Nelson’s Road Trip To Damascus

There was no apparent epiphany for Sen. Bill Nelson on his recent road trip to Damascus, even if he did discern a “crack in the door” for better relations with Syria. But his diplomatic freelancing did achieve his goal.

His resume now includes another “fact-finding” sortie to the Middle East and a — however confusing and ineffectual – high-profile, one-on-one with Syrian President Bashar Assad. That still matters if you still entertain hopes of a place on the undercard of the 2008 Hillary/Obama Democratic smack-down. He still does.

Dream on.

Sound Advice For GOP

In the post-Karl Rove era, the Republican Party will have a lot of soul-searching to do if it wants to reverse the message sent in last month’s mid-term elections.
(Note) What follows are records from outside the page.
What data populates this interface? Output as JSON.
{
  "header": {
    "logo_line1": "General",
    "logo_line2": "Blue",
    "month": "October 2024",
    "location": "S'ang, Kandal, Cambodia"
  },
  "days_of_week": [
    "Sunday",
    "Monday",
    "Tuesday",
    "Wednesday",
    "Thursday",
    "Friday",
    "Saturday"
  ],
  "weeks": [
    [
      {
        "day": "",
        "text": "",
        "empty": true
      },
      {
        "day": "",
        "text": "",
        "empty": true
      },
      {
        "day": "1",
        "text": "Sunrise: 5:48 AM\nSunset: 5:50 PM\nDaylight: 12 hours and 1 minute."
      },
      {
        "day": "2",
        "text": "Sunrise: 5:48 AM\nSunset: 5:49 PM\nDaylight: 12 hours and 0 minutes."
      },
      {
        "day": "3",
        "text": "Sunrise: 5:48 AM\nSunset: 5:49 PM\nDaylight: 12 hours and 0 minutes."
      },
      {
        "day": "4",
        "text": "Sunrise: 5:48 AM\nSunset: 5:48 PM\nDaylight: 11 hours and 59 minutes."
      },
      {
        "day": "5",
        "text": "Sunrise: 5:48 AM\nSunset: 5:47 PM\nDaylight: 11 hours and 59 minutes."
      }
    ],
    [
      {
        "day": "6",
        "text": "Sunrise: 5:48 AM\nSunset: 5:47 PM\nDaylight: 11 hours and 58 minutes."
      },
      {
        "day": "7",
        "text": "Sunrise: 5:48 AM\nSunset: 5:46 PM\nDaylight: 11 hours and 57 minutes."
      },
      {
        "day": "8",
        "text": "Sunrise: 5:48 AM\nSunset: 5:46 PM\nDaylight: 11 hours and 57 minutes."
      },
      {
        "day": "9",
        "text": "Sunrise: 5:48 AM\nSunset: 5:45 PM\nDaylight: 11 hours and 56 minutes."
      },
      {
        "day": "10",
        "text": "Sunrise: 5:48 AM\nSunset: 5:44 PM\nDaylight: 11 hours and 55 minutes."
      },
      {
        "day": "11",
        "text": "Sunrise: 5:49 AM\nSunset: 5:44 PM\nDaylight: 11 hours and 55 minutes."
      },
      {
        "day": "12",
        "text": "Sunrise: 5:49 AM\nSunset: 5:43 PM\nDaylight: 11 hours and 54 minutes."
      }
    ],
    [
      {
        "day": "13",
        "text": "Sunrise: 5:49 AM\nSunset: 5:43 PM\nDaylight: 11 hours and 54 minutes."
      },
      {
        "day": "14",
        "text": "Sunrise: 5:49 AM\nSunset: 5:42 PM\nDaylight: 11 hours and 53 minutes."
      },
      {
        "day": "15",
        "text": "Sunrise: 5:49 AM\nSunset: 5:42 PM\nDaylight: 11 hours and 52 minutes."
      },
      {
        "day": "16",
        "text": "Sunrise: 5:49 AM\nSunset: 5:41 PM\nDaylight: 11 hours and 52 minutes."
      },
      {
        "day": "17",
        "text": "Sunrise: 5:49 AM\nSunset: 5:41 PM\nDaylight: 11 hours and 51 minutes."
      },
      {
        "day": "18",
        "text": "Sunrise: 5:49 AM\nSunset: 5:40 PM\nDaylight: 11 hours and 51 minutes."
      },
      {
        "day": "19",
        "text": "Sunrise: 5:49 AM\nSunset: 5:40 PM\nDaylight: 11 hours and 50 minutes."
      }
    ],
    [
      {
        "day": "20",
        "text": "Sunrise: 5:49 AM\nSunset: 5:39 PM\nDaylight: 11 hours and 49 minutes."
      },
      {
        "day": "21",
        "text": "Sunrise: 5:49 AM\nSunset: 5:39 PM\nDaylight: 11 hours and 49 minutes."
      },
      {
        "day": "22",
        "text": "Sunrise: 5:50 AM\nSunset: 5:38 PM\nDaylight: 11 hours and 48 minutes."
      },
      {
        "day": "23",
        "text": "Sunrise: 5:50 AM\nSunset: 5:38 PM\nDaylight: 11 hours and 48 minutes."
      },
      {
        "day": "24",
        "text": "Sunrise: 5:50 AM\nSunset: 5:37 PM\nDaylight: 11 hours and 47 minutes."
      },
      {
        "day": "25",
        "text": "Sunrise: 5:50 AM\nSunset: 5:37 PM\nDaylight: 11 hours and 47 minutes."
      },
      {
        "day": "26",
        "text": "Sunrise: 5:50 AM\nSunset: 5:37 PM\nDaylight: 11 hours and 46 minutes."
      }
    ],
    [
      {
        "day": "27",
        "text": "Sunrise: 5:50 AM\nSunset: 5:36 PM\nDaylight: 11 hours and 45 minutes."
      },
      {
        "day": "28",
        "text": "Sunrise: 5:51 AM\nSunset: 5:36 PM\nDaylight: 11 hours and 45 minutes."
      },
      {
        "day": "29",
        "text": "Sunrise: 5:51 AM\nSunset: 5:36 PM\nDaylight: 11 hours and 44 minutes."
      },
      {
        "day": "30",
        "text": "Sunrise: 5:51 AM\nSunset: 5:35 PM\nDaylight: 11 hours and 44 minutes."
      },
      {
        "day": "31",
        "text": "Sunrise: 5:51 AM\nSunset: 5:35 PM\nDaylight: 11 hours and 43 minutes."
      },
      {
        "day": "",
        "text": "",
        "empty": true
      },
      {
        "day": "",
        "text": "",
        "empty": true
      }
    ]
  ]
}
Syndicated, conservative columnist David Brooks recently offered up some sound advice for GOP strategists looking to re-tool the party’s approach to the issues – and the electorate. Two of his suggestions:

*”Don’t focus on groups, focus on problems. If you have persuasive proposals to address big problems, the majority coalition will build itself.”

*”Raise taxes on carbon emissions and use the revenue to make the tax cuts on capital gains and dividends permanent. This would spur energy innovation and encourage investment.”